Another Waste of Time
British Courts: Faith is Faith

British courts have just equated deeply held beliefs about the environment to deeply held religious beliefs. Is this progress towards enlarging region’s role in the public sphere? From The Economist:

“A BELIEF in man-made climate change and the alleged resulting moral imperatives is capable, if genuinely held, of being a philosophical belief for the purpose of the 2003 Religion and Belief Regulations.” Those were the words of an English High Court judge, Mr Justice Burton, on November 3rd as he ruled that green beliefs deserve the same protection in the workplace as religious convictions.
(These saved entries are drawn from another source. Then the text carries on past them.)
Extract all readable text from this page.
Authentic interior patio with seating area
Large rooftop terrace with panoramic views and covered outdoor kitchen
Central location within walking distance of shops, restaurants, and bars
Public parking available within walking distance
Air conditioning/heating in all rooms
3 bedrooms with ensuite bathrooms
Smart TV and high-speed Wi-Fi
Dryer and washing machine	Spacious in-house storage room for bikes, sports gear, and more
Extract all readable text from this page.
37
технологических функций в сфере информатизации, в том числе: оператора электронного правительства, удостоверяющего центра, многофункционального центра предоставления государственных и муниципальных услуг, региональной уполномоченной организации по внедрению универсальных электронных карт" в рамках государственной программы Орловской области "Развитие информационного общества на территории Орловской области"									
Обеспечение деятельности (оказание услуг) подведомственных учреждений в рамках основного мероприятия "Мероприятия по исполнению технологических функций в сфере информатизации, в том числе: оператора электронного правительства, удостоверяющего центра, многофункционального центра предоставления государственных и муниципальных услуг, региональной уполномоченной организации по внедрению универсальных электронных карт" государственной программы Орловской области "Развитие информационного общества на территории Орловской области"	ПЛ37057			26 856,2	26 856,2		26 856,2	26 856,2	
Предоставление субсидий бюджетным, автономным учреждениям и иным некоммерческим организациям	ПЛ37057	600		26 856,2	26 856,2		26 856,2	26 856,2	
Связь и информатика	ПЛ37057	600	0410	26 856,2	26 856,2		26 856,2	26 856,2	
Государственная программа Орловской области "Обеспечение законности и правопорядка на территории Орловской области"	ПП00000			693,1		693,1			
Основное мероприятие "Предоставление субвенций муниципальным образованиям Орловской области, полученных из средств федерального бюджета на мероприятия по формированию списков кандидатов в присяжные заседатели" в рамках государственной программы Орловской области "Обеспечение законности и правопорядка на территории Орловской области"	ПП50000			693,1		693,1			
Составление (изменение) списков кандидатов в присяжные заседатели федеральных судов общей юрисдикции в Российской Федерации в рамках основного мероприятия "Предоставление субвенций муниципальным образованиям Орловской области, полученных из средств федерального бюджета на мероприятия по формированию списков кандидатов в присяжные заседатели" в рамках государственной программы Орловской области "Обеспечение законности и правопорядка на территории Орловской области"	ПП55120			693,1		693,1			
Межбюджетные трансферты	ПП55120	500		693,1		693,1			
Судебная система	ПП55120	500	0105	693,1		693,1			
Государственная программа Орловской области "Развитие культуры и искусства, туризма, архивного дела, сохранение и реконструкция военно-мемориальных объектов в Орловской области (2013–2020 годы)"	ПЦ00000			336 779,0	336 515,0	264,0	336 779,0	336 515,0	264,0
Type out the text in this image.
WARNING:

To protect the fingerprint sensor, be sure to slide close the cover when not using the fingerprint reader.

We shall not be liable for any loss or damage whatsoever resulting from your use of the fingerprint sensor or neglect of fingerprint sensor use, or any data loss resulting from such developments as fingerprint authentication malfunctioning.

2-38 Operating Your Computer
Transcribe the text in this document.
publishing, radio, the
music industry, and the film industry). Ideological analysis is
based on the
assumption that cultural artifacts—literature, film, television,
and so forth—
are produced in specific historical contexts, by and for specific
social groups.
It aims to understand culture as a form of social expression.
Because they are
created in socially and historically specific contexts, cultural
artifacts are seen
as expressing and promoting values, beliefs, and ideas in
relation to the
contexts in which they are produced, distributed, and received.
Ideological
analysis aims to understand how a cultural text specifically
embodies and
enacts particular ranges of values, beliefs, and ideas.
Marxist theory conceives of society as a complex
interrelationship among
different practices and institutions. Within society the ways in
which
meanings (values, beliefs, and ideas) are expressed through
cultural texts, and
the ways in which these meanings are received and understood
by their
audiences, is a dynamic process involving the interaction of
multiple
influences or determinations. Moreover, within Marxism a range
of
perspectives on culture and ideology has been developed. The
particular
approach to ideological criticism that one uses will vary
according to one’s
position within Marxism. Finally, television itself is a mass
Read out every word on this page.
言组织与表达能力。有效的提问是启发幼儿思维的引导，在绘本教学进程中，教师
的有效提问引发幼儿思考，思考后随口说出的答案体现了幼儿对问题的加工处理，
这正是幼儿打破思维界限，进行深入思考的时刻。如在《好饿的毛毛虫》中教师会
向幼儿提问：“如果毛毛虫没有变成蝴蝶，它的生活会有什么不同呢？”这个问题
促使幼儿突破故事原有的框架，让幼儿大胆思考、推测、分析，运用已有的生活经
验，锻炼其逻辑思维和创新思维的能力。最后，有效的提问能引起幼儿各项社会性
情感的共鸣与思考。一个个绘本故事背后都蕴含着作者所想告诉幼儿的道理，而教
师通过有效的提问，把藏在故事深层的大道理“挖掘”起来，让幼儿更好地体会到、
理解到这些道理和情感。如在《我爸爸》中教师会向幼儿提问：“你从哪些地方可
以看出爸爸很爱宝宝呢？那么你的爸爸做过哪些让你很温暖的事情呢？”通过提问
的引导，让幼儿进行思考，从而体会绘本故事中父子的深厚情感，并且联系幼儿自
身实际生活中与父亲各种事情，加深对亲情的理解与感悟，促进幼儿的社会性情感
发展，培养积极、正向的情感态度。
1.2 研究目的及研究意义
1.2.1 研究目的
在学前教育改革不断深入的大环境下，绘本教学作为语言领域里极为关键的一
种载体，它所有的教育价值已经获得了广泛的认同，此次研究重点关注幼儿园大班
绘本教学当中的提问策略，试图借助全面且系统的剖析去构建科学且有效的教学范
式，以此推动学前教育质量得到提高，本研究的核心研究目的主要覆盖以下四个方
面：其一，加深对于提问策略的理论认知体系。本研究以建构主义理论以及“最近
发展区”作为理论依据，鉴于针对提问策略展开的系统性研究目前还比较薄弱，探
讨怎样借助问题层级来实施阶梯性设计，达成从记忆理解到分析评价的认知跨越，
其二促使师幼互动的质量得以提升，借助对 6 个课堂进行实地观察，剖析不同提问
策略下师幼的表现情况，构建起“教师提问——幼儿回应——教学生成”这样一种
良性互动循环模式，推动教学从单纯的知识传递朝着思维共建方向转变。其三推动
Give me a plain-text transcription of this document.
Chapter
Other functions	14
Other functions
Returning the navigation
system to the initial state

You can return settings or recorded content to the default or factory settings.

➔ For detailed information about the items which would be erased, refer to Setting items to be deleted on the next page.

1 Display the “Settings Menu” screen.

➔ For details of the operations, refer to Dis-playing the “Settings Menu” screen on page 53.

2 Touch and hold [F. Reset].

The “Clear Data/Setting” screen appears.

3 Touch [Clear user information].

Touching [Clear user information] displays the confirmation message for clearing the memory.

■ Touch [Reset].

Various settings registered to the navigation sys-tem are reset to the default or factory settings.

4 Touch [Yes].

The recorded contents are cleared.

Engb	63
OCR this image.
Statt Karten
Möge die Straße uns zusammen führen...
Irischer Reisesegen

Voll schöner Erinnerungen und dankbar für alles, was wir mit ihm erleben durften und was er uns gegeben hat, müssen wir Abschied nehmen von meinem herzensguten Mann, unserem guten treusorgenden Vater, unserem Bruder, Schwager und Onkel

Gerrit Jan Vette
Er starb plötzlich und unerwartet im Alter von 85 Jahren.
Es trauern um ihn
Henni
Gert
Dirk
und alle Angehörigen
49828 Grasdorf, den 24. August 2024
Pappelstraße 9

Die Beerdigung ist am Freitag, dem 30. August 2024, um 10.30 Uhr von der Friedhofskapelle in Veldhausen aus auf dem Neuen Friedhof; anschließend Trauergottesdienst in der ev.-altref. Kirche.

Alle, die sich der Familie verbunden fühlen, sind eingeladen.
At an earlier hearing on October 7th, Mr Justice Burton had asserted that “if a person can establish that he holds a philosophical belief which is based on science as opposed, for example, to religion, then there is no reason to disqualify it from protection”. He provided a five-pronged test to shore up the ruling: the belief must be genuinely held; it must be held for a long period of time; it must relate to something of grave importance to humanity; it must reach a certain level of cogency and seriousness; and it must not trample on existing ideas of human rights. By way of example, he said belief in the supremacy of the Jedi knights of “Star Wars” fame would be excluded, but he conceded that allegiance to the doctrines of Marxism or communism might not.

What’s with the British hatin’ on the Jedi?